Iran, despite its rich, civilised and open culture, has now become an international pariah, its clerical fascist regime condemned for human rights abuse and the export of terror, while its 80 million beleaguered citizens, over half of whom are under thirty, struggle to feed their families.

This is a regime that tortures, rapes, sodomizes and executes political prisoners. A regime that flogs, immolates, amputates limbs, gouges out eyes and hangs people in public. A regime that has executed more than 3,500 people, including women and children, since the so-called ‘moderate’ Hassan Rouhani became president. A dictatorship that governs through corruption, bribery, blackmail, extortion and fear, that has arrested and imprisoned over ten thousand peaceful protesters during the on-going uprising that has raged across Iran for the past 18 months, where many of those arrested have been tortured to death or have simply ‘disappeared’.

The UN now has irrefutable evidence of the summary execution of more than 30,000 supporters of the MEK by the Iranian regime in the summer of 1988. It was an atrocity that must rank as a crime against humanity and one of the most horrific mass murders of the late twentieth century. The mass executions, in jails across Iran, were carried out on the basis of a fatwa by Ayatollah Ruhollah Khomeini. A ‘Death Committee’ of four senior officials approved all the executions.

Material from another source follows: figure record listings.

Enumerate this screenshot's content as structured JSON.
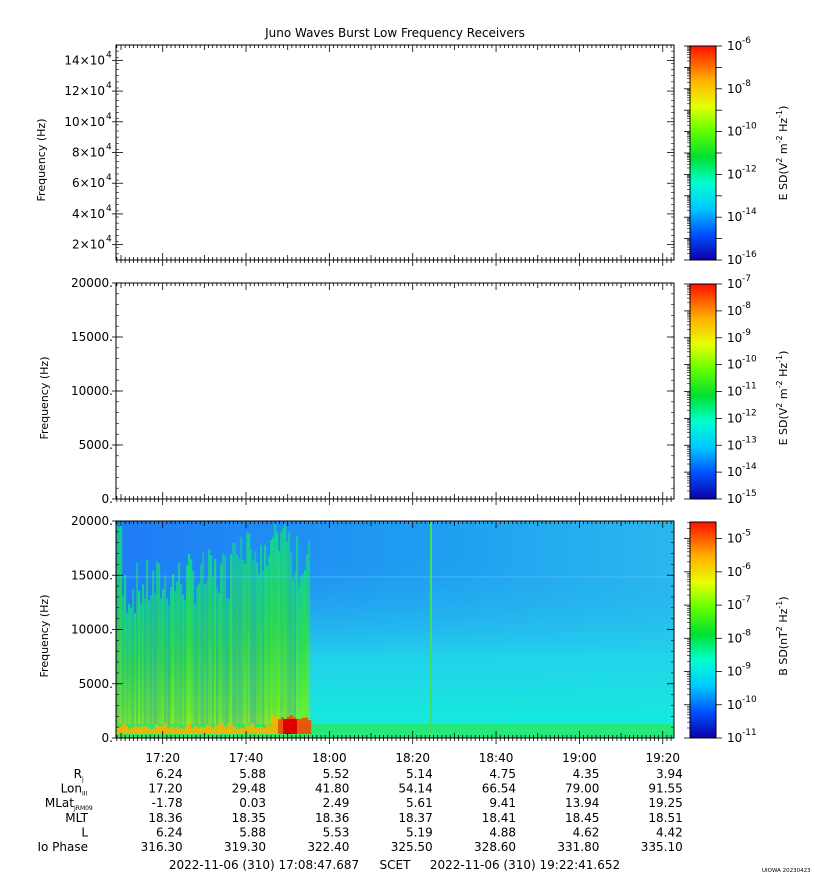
{
  "title": "Juno Waves Burst Low Frequency Receivers",
  "credit": "UIOWA 20230423",
  "chart_data": [
    {
      "type": "heatmap",
      "ylabel": "Frequency (Hz)",
      "yticks": [
        {
          "value": 20000,
          "base": "2×10",
          "exp": "4"
        },
        {
          "value": 40000,
          "base": "4×10",
          "exp": "4"
        },
        {
          "value": 60000,
          "base": "6×10",
          "exp": "4"
        },
        {
          "value": 80000,
          "base": "8×10",
          "exp": "4"
        },
        {
          "value": 100000,
          "base": "10×10",
          "exp": "4"
        },
        {
          "value": 120000,
          "base": "12×10",
          "exp": "4"
        },
        {
          "value": 140000,
          "base": "14×10",
          "exp": "4"
        }
      ],
      "ylim": [
        10000,
        150000
      ],
      "data_present": false,
      "colorbar": {
        "label": "E SD(V",
        "label_sup1": "2",
        "label_mid": " m",
        "label_sup2": "-2",
        "label_mid2": " Hz",
        "label_sup3": "-1",
        "label_end": ")",
        "exponents": [
          "-6",
          "-8",
          "-10",
          "-12",
          "-14",
          "-16"
        ],
        "log_range": [
          -16,
          -6
        ]
      }
    },
    {
      "type": "heatmap",
      "ylabel": "Frequency (Hz)",
      "yticks": [
        {
          "value": 0,
          "label": "0."
        },
        {
          "value": 5000,
          "label": "5000."
        },
        {
          "value": 10000,
          "label": "10000."
        },
        {
          "value": 15000,
          "label": "15000."
        },
        {
          "value": 20000,
          "label": "20000."
        }
      ],
      "ylim": [
        0,
        20000
      ],
      "data_present": false,
      "colorbar": {
        "label": "E SD(V",
        "label_sup1": "2",
        "label_mid": " m",
        "label_sup2": "-2",
        "label_mid2": " Hz",
        "label_sup3": "-1",
        "label_end": ")",
        "exponents": [
          "-7",
          "-8",
          "-9",
          "-10",
          "-11",
          "-12",
          "-13",
          "-14",
          "-15"
        ],
        "log_range": [
          -15,
          -7
        ]
      }
    },
    {
      "type": "heatmap",
      "ylabel": "Frequency (Hz)",
      "yticks": [
        {
          "value": 0,
          "label": "0."
        },
        {
          "value": 5000,
          "label": "5000."
        },
        {
          "value": 10000,
          "label": "10000."
        },
        {
          "value": 15000,
          "label": "15000."
        },
        {
          "value": 20000,
          "label": "20000."
        }
      ],
      "ylim": [
        0,
        20000
      ],
      "data_present": true,
      "burst_end_time": "17:55",
      "colorbar": {
        "label": "B SD(nT",
        "label_sup1": "2",
        "label_mid": " Hz",
        "label_sup2": "-1",
        "label_end": ")",
        "exponents": [
          "-5",
          "-6",
          "-7",
          "-8",
          "-9",
          "-10",
          "-11"
        ],
        "log_range": [
          -11,
          -4.5
        ]
      }
    }
  ],
  "x_axis": {
    "start_minutes": 1028.8,
    "end_minutes": 1162.7,
    "tick_labels": [
      "17:20",
      "17:40",
      "18:00",
      "18:20",
      "18:40",
      "19:00",
      "19:20"
    ]
  },
  "ephemeris": {
    "rows": [
      {
        "label": "R",
        "sub": "j",
        "values": [
          "6.24",
          "5.88",
          "5.52",
          "5.14",
          "4.75",
          "4.35",
          "3.94"
        ]
      },
      {
        "label": "Lon",
        "sub": "III",
        "values": [
          "17.20",
          "29.48",
          "41.80",
          "54.14",
          "66.54",
          "79.00",
          "91.55"
        ]
      },
      {
        "label": "MLat",
        "sub": "JRM09",
        "values": [
          "-1.78",
          "0.03",
          "2.49",
          "5.61",
          "9.41",
          "13.94",
          "19.25"
        ]
      },
      {
        "label": "MLT",
        "sub": "",
        "values": [
          "18.36",
          "18.35",
          "18.36",
          "18.37",
          "18.41",
          "18.45",
          "18.51"
        ]
      },
      {
        "label": "L",
        "sub": "",
        "values": [
          "6.24",
          "5.88",
          "5.53",
          "5.19",
          "4.88",
          "4.62",
          "4.42"
        ]
      },
      {
        "label": "Io Phase",
        "sub": "",
        "values": [
          "316.30",
          "319.30",
          "322.40",
          "325.50",
          "328.60",
          "331.80",
          "335.10"
        ]
      }
    ]
  },
  "footer": {
    "start": "2022-11-06 (310) 17:08:47.687",
    "scet": "SCET",
    "end": "2022-11-06 (310) 19:22:41.652"
  }
}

Unbelievably, Mostafa Pour-Mohammadi, a member of that ‘Death Committee’, was until mid-2017 President Hassan Rouhani’s Justice Minister! When his part in the murders became known publicly, he was replaced by Alireza Avaie, who himself was a prominent executioner during the 1988 massacre, in his role as Chief Prosecutor in the city of Dezful. Avaie has been on the EU’s terrorist blacklist for years. Other members of the 1988 Death Committee also still hold prominent positions in Iran. I am puzzled that the Guardian refuses to report any of these facts.

Monstrous acts of butchery like this have become grisly milestones in the history of oppression and tyranny in contemporary Iran. This is a regime that believes in taking hostages, like the young British-Iranian mother Nazanin Zaghari-Ratcliffe, jailed on trumped up espionage charges. There is no justice in Iran. That is why its citizens have risen in anger and frustration at the cruelty and criminal corruption of the mullahs and their distorted fundamentalist, medieval version of Islam. It is perplexing that the Guardian should involve itself in working hand-in-hand with the Iranian regime and their Intelligence Service by repeating the lies and smears levelled against the MEK by the mullahs.

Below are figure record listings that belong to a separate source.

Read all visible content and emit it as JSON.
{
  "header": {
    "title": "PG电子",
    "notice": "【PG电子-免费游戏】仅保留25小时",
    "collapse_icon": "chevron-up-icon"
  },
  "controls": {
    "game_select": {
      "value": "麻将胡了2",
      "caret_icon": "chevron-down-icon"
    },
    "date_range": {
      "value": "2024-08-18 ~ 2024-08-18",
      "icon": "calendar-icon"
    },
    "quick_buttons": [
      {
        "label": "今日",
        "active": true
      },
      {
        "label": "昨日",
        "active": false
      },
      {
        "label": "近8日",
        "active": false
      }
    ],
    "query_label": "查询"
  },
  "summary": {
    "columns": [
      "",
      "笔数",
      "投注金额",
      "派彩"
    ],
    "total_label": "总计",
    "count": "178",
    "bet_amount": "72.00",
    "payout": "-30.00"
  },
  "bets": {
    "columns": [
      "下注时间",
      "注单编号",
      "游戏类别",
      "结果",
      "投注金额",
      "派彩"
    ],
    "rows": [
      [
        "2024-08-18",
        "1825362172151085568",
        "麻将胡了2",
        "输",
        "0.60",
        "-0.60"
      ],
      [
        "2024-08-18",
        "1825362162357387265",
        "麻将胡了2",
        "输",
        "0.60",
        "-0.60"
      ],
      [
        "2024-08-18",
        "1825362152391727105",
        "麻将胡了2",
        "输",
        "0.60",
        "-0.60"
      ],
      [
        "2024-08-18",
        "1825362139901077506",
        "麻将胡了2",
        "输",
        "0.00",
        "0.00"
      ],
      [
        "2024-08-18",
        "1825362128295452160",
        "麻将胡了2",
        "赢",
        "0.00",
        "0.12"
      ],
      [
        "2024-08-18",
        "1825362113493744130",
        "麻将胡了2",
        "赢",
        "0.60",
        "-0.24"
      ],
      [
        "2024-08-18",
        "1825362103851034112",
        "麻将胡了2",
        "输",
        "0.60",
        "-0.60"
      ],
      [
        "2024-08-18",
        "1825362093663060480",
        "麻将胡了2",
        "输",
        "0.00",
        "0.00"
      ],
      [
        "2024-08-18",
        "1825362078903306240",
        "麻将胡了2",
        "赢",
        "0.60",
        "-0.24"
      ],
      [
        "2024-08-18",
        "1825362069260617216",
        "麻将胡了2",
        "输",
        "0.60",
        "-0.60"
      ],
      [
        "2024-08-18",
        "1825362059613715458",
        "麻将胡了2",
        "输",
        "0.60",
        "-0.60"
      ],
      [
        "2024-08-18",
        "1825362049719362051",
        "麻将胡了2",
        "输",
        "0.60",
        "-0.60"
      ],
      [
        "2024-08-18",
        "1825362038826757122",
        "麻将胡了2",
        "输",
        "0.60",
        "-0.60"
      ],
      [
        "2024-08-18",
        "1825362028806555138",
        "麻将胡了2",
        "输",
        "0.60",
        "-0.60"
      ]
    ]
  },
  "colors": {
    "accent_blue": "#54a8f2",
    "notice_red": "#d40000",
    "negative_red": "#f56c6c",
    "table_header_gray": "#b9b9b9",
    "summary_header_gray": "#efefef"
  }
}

Prior to last weekend’s seizure of the Stena Impero, the mullahs had sabotaged 6 oil tankers in the Gulf, shot down an American drone and supplied missiles for their Houthi rebel proxies in Yemen to fire into Saudi Arabia. They supply weapons and personnel to prop up Bashar al-Assad in Syria, Hezbollah in Lebanon, the brutal Shi’ia militias in Iraq and Hamas in Palestine. Now this criminal regime has added international piracy to its long list of transgressions. This is not a regime that should be appeased or mollified, it is an evil regime that should be toppled. That is why newspapers like the Guardian would be well advised to show some support and sympathy for legitimate democratic opposition groups like the MEK, rather than indulging in their vilification.

*Struan Stevenson is the Coordinator of the Campaign for Iran Change (CiC). He was a member of the European Parliament representing Scotland (1999-2014), president of the Parliament’s Delegation for Relations with Iraq (2009-14) and chairman of the Friends of a Free Iran Intergroup (2004-14). He is an international lecturer on the Middle East and is also president of the European Iraqi Freedom Association (EIFA).